Por si no fuera suficiente esta confusión, el día y la noche se enredan, se empalma la sobremesa con la cena y no paramos de comer y beber. Acompañados de generosos brebajes pensados para alterar no sólo la conciencia, también los aparatos digestivos de los prisioneros de la feria. Alimentos que sólo existen en esta distopía primaveral, algodón de azúcar, pringoso, incómodo, nocivo para la salud, turrones inverosímiles, delicatessen exóticas gracias a la Tere de la Tartana, que vende bocadillos como le da la gana. Está permitido, sin acta del Congreso, el uso de tóxicos que alteran la conciencia, que se administran con los nombres pintorescos que los servicios de inteligencia suelen utilizar para despistar en parte y en parte como humor negro. El “fino”, la “manzanilla”, que no es una infusión precisamente, el “rebujito”, la “cruzcampo”. Nombres dignos de aquellos que la Santa Inquisición utilizaba para sus aparatos de tortura.

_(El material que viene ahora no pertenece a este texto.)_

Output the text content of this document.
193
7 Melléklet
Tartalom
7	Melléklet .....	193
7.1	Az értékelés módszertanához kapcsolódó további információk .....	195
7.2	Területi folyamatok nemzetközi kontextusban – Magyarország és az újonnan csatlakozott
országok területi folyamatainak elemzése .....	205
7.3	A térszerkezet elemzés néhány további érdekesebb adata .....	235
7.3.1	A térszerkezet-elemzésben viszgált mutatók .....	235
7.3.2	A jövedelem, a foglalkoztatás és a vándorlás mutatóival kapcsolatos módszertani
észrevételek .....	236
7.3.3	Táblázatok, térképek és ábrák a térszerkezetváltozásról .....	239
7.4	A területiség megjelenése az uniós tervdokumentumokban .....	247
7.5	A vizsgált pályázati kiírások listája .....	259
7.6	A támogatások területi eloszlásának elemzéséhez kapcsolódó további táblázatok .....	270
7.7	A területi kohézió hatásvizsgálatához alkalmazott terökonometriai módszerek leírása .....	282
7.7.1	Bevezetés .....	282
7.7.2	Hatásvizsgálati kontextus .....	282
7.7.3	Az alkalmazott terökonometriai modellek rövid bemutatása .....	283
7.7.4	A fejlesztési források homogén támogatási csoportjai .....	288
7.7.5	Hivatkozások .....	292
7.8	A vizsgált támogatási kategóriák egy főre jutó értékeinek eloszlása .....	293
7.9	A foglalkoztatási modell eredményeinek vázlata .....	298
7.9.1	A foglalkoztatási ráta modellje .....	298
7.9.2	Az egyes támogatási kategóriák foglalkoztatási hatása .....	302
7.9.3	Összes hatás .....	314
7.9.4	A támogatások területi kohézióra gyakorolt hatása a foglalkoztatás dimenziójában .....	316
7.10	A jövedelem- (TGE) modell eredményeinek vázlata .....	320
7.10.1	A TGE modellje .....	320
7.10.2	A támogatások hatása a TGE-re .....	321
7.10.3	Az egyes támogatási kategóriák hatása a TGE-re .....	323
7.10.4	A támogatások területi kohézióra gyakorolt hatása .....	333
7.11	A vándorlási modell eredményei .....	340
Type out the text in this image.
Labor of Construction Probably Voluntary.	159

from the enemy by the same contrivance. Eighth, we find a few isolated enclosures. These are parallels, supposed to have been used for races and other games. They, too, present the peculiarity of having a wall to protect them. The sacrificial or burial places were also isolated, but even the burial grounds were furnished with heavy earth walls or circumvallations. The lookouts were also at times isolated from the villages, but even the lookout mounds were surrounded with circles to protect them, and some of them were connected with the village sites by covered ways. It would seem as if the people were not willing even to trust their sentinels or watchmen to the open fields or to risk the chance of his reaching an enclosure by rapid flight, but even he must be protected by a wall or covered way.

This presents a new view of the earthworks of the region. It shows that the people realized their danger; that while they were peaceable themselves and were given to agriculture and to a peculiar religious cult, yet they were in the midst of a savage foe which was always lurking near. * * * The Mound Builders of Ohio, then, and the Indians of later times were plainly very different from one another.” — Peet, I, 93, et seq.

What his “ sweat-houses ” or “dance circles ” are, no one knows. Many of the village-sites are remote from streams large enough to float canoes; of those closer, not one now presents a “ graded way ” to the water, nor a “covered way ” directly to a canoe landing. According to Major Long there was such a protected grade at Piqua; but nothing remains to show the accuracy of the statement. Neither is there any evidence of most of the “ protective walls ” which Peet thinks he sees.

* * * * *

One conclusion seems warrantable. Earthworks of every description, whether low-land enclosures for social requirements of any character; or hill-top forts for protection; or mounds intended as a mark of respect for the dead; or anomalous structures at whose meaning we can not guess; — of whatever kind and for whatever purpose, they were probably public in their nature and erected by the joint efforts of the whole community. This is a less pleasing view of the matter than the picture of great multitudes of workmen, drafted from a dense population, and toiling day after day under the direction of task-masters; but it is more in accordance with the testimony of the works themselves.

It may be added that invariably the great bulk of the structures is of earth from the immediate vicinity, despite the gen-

Tómbolas que te amenazan con un perrito piloto, grupos de adolescentes medio alcoholizados lanzando bolas, disparando corchos, amenazantes para un paseo tranquilo. Misión completamente imposible con la avalancha de gente, como muchedumbres de zombies que ni piensan ni reconocen. Zombies también por la falta de sueño. Varios días durmiendo sólo un par de horas intempestivas.
Las atracciones, los cacharritos tienen un elemento sádico evidente. Te zarandean, te suben, te bajan, te ponen bocabajo, te lanzan al espacio, te mojan, te golpean con una escoba o te encierran ya directamente en una jaula. Te sujetan, te amarran, te sueltan. Que levante la mano quien no haya acabado con moratones. Lo más increíble es que además nos sacan el dinero, pagamos una cantidad indecente para que nos torturen, esperamos cola para que nos hagan daño, para sentir náuseas, para que choquen contra nosotros, para que nos dejen caer de más de 50 metros.
El resultado ya lo sabemos, volver al estadio fetal, no importarnos que no exista un mañana, mecernos como en estado de shock, comportarnos como niños. Perdemos hasta el lenguaje.
¿Cómo lo soportamos? ¿Cómo es que lo disfrutamos? ¿Por qué nos endeudamos en cinco días en esta tortura auto infringida y gozosa? Porque, además del grado de las lesiones, que es obvio, hay una diferencia básica con Guantánamo: lo hacemos juntos.
Disfrutamos porque otros disfrutan, disfrutamos porque estamos con otros, porque nos gusta sentirnos acompañados, aunque sea en una orgía de ruido, intoxicación y dolor. Miedo me da.


[1] Metallica denunció al gobierno estadounidense por uso indebido de su música.